CAPÍTULO XXXIII. REVISÃO DOS PROCESSOS PARA A CAUSA DA CANONIZAÇÃO

É coisa singular que uma alma tão grande como a de Rita, cujo nome glorioso ha quatro séculos atrás, havia percorrido o mundo com as azas da fama mais pura e legitima, não figurasse ainda de modo solene no catálogo dos santos. Não obstante, não é para admirar que se tenha dado este fato. Se temos em consideração a negligencia dos escritores daquele tempo, a quem incumbia recolher todas as maravilhas e pormenores da vida de uma mulher tão singular, bem como as noticias relativas aos fatos prodigiosos realizados durante o tempo em que viveu no mundo, como depois de seu transito ao Paraíso. Por outra parte, a exaltação dos servos de Deus, depois da morte, à glória dos altares, vem sempre ordenada por uma Providencia sábia e amorosa, que dispõe as coisas de modo que, a coroação dos santos na terra, seja decretada pela Igreja quando vê que o povo cristão acha-se mais necessitado de meditar os exemplos e experimentar o valioso patrocínio dos bem- aventurados.

Era lamentável o estado social, religioso e político da Europa quando apareceu no mundo esta maravilhosa flôr de Cássia: ia subir ao céu, por entre os males que continuaram afligindo a humanidade, muito ganharam esses mesmos povos com a propagação do culto e devoção de Santa Rita, cimentados no exemplo de suas heróicas. virtudes e nos inúmeros prodígios que vinha prodigalizando em favor de seus devotos.

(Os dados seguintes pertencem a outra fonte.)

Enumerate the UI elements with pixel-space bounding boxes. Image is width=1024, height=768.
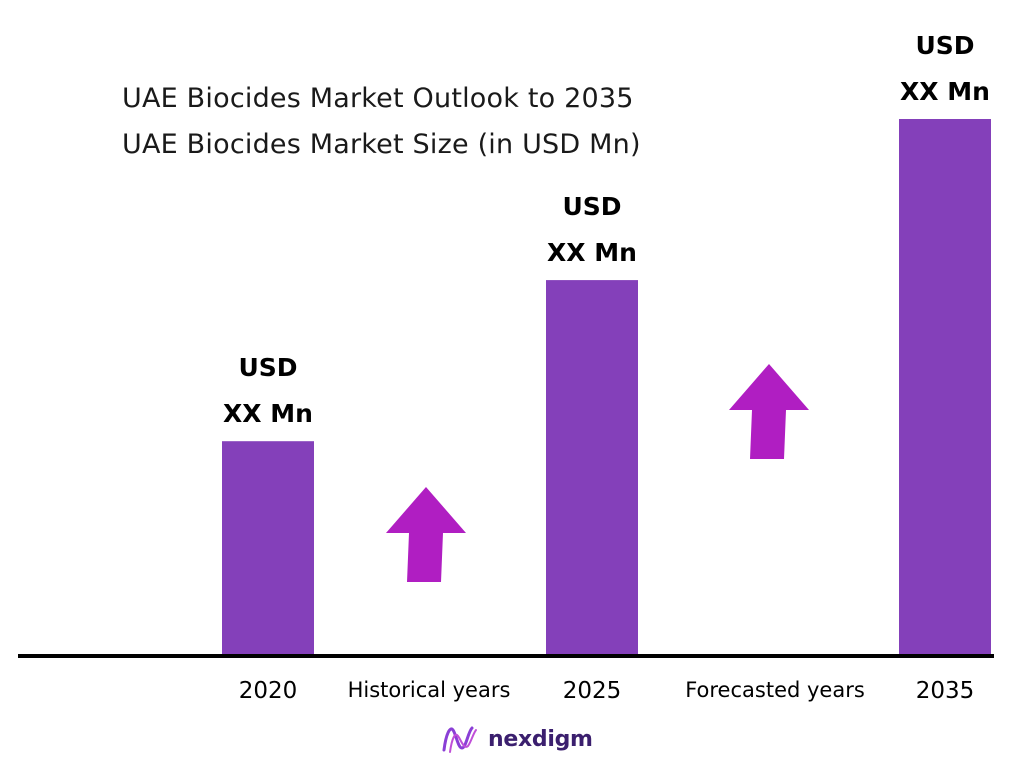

Pois bem quando o grande Pontífice Leão XIII se dispôs a tributar a Rita todas as honras do culto, os povos e sociedades navegavam no mar tempestuoso das más paixões desencadeadas. Nas mesmas nações, chamadas filhas prediletas da Igreja, quebravam-se os laços da família; as virgens do Senhor eram expulsas dos santuários; os sacerdotes por toda parte perseguidos, e o lábaro glorioso da cruz, sinal de paz entre os homens, tirado do seu lugar de honra.

Foi então que o Vigário de Jesus Cristo julgou chegado o momento de levantar sobre o monte santo da Igreja este brilhante farol, para que o fulgor de suas virtudes orientasse os homens na perigosa travessia do mar agitado deste mundo.

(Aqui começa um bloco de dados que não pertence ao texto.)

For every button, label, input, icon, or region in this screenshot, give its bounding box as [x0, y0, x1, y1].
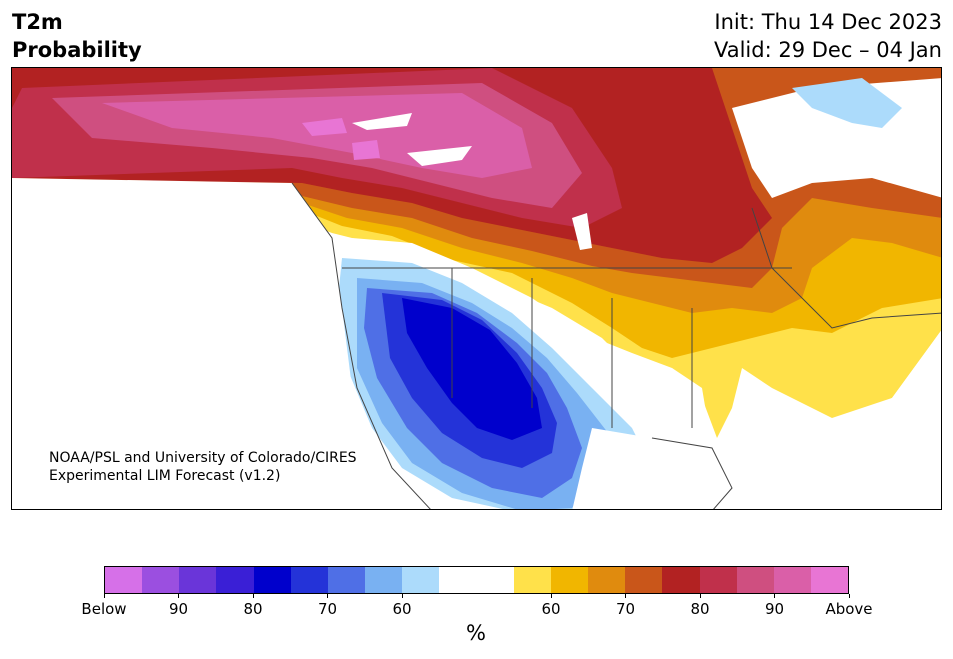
colorbar-cell	[588, 567, 626, 593]
colorbar-unit-label: %	[466, 621, 486, 645]
colorbar-cell	[402, 567, 440, 593]
colorbar-tick-label: Below	[81, 600, 127, 618]
pacific-ocean	[12, 178, 431, 509]
colorbar-tick-label: 70	[317, 600, 338, 618]
forecast-credit: NOAA/PSL and University of Colorado/CIRE…	[49, 449, 357, 485]
colorbar-cell	[810, 567, 849, 593]
colorbar-tick-label: 90	[168, 600, 189, 618]
forecast-dates: Init: Thu 14 Dec 2023 Valid: 29 Dec – 04…	[714, 8, 942, 64]
ice-region	[792, 78, 902, 128]
colorbar-tick-mark	[103, 594, 105, 598]
gulf-of-mexico	[572, 428, 712, 509]
colorbar-cell	[513, 567, 551, 593]
colorbar-cell	[105, 567, 143, 593]
colorbar-tick-mark	[327, 594, 328, 598]
above-max-region	[302, 118, 380, 160]
colorbar-tick-label: 80	[243, 600, 263, 618]
colorbar-tick-mark	[848, 594, 850, 598]
colorbar-tick-label: 80	[690, 600, 710, 618]
colorbar-cell	[736, 567, 774, 593]
colorbar-tick-label: 60	[541, 600, 561, 618]
colorbar-tick-mark	[625, 594, 626, 598]
colorbar-tick-mark	[774, 594, 775, 598]
colorbar-cell	[625, 567, 663, 593]
lake-patch-3	[572, 213, 592, 250]
colorbar-cell	[662, 567, 700, 593]
lake-patch-2	[407, 146, 472, 166]
atlantic-ocean	[752, 330, 941, 509]
colorbar-tick-label: 70	[615, 600, 636, 618]
colorbar-cell	[216, 567, 254, 593]
colorbar-cell	[550, 567, 589, 593]
lake-patch-1	[352, 113, 412, 130]
colorbar-tick-mark	[252, 594, 254, 598]
colorbar-tick-label: 90	[764, 600, 785, 618]
probability-colorbar	[104, 566, 849, 594]
colorbar-tick-mark	[699, 594, 701, 598]
valid-dates: Valid: 29 Dec – 04 Jan	[713, 38, 942, 62]
colorbar-cell	[327, 567, 366, 593]
map-title: T2m Probability	[12, 8, 142, 64]
colorbar-cell	[290, 567, 328, 593]
colorbar-tick-label: 60	[392, 600, 412, 618]
colorbar-cell	[699, 567, 737, 593]
colorbar-cell	[365, 567, 403, 593]
colorbar-cell	[476, 567, 514, 593]
probability-map	[11, 67, 942, 510]
colorbar-cell	[253, 567, 291, 593]
map-borders	[291, 182, 941, 509]
colorbar-cell	[179, 567, 217, 593]
colorbar-cell	[773, 567, 811, 593]
init-date: Init: Thu 14 Dec 2023	[714, 10, 942, 34]
colorbar-tick-mark	[550, 594, 552, 598]
colorbar-tick-mark	[401, 594, 403, 598]
map-canvas	[12, 68, 941, 509]
colorbar-cell	[439, 567, 477, 593]
colorbar-cell	[142, 567, 180, 593]
credit-line1: NOAA/PSL and University of Colorado/CIRE…	[49, 450, 357, 466]
credit-line2: Experimental LIM Forecast (v1.2)	[49, 468, 281, 484]
map-title-line2: Probability	[12, 38, 142, 62]
colorbar-tick-mark	[178, 594, 179, 598]
colorbar-tick-label: Above	[825, 600, 873, 618]
below-90-region	[402, 298, 542, 440]
map-title-line1: T2m	[12, 10, 63, 34]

Antes, porém, que chegasse o momento da solene canonização de Rita, necessárias foram muitas diligências, viagens, novas informações, revisão dos antigos processos e formação de outros novos; mas o Senhor encarregou-se de ir aplainando todos os caminhos e dispondo as coisas de sorte que, a soberana decisão da Igreja, viesse coincidir com o tempo em que os fies mais necessitadas estavam da proteção desta grande santa.

Nos capítulos anteriores ficou declarado que, desde o anuo de 1627, a Ordem de Santo Agostinho e o clero secular da diocese de Espoleto gozavam da faculdade de rezar o oficio da Bem-aventurada Rita, e que por ocasião daqueles primeiros cultos se propagou tanto a devoção à serva de Deus, que seus devotos elevaram fervorosas súplicas para que a venerável fosse formalmente inscrita no catalogo dos bem-aventurados e dos santos.

Em Julho de 1737 foi revista a causa, e em 3 de Agosto do mesmo ano a Sagrada Congregação discutiu sobre a duvida do caso excetuado, ao que o Sumo Pontífice Clemente XII, de feliz recordação, respondeu, no dia 13 do dito mês, que constava. Em 25 de Julho do ano seguinte, 1738, despacharam-se letras à Cúria eclesiástica de Espoleto, a cuja jurisdição pertencia Cassai, para que se formasse processo apostólico sobre as virtudes e milagres feitos pela Bem-aventurada Rita. Ou porque o expediente deste gênero seja sempre fastidioso, ou por desleixo, ou por indolência, o certo é que o processo não terminou, ficando encerra a mais de cem anos nos arquivos de Espoleto e Núrcia, até 1851 quando a Santa Sé ordenou terminantemente que se tornasse a rever e continuar o dito processo. Em 1855 deu-se por terminado, e, levado à Roma, foi entregue ao Sumo Pontífice Pio IX, de santa memória, que o aprovou em 1856.

Do dito processo resultam clarissimamente comprovados os milagres seguintes.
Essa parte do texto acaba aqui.